Press Conference on National Youth Summit 2021: UN Resident Coordinator Babatunde A. Ahonsi's opening remarks
It is often said that the youth are the future. But that future is right now.
Minister of Information and Communication
Minister of Youth Affairs,
UN Colleagues,
Members of the media,
Ladies and gentlemen,
Good morning,
Thank you for inviting me to this press conference. I am particularly pleased about this invitation extended by the Minister of Youth Affairs to UN Sierra Leone as he introduces our partnership to boost and refocus attention on a critical component of this country’s human capital - the youth. The National Youth Summit that is planned for November aims to convene youth around the country to deliberate on issues that genuinely affect them. The discussions will be based on the four pillars of the African Union Roadmap on Harnessing the Demographic Dividend through Investments in the Youth and the Sustainable Development Goals.
The aims of the National Youth Summit, with the theme “Towards a Partnership on Youth Empowerment and Demographic Dividend” align to the Government’s Medium-Term National Development Plan (2019-2023).
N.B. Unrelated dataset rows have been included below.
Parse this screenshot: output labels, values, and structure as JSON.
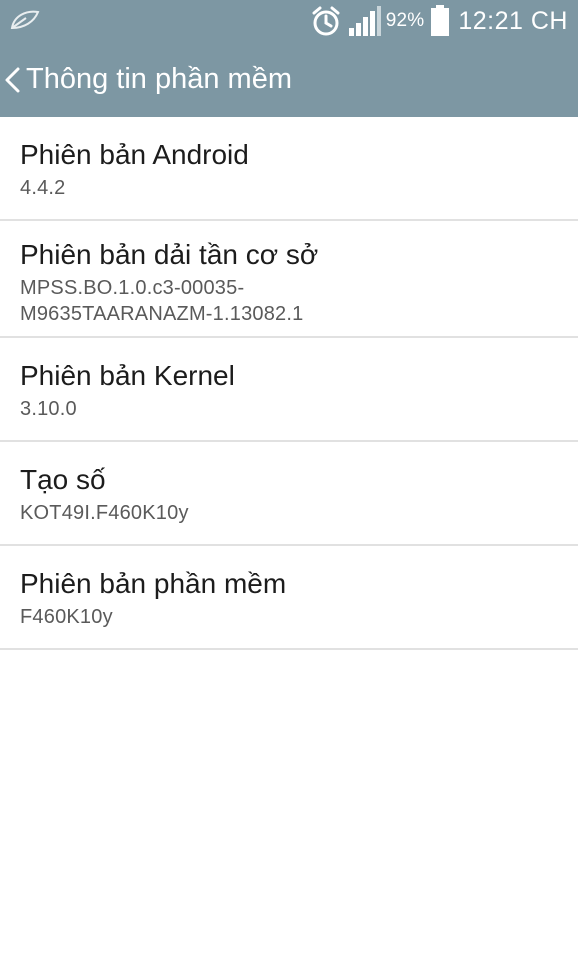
{
  "status_bar": {
    "leaf_icon": "leaf-icon",
    "alarm_icon": "alarm-clock-icon",
    "signal_icon": "signal-bars-icon",
    "battery_percent": "92%",
    "battery_icon": "battery-icon",
    "battery_level": 0.92,
    "time": "12:21 CH"
  },
  "action_bar": {
    "back_icon": "chevron-left-icon",
    "title": "Thông tin phần mềm",
    "background_color": "#7d97a3"
  },
  "items": [
    {
      "title": "Phiên bản Android",
      "value": "4.4.2"
    },
    {
      "title": "Phiên bản dải tần cơ sở",
      "value": "MPSS.BO.1.0.c3-00035-\nM9635TAARANAZM-1.13082.1"
    },
    {
      "title": "Phiên bản Kernel",
      "value": "3.10.0"
    },
    {
      "title": "Tạo số",
      "value": "KOT49I.F460K10y"
    },
    {
      "title": "Phiên bản phần mềm",
      "value": "F460K10y"
    }
  ]
}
Similarly, these are well articulated in our United Nations Sustainable Development Cooperation Framework and by extension, the Sustainable Development Goals.
Recently, we joined the Government through the Ministry of Youth Affairs to observe International Youth Day. The theme specifically paid close attention to young people’s active participation in transforming agriculture through innovation, technology, and mechanization. This commemoration was also an effort to ensure that youth themselves transform their lives through involvement in agriculture.
Sierra Leone, in my view, has an opportunity to seize on the potential of youth. It is often said that the youth are the future. But that future is right now. In my statement during the International Youth Day, I stressed that we should collectively, and with the help of the media, continue to strive together, leveraging the work of the Government, development partners, young people, and youth-led and youth-focused organizations, and other stakeholders to transform agriculture to achieve food security, to improve nutrition and to end hunger.
Let me use this medium to thank the Government and all my colleagues in the UN Country Team that have been working tirelessly to put together what I believe would be a successful youth engagement in November in Margburaka. Specifically, I would like to thank the Honourable Minister of Youth Affairs for championing youth issues, as exemplified in the launching of the National Youth Policy, among others.
Also importantly, I want to implore our young people that will also be attending through virtual sessions in the regional headquarter towns to use this occasion as they discuss issues around employment and entrepreneurship, education and skills development, health, and wellbeing and, rights, governance, and youth empowerment to define a Sierra Leone that they would want not only for themselves but for the next generation. This is a moment that we should capitalise upon for building the Sierra Leone you want.
I have travelled across the country engaging with the youth, the critical mass of Sierra Leone’s population. I do not doubt that when they are given the same platform and provided with the right impetus to articulate issues, they will develop clear and well-defined goals for themselves. And the youth are key to the country’s ambitious drive to achieve the SDGs by 2030 and become a middle-income country by 2035. The UN will continue to support and complement the Government and other partners’ efforts in this national quest.
Let me step back a bit and allow my colleagues and the Hon. Minister to reflect on the plans that will be shared with you momentarily. Thank you very much, and I call on the media to partner with us as we engage in discourse around the youth of Sierra Leone.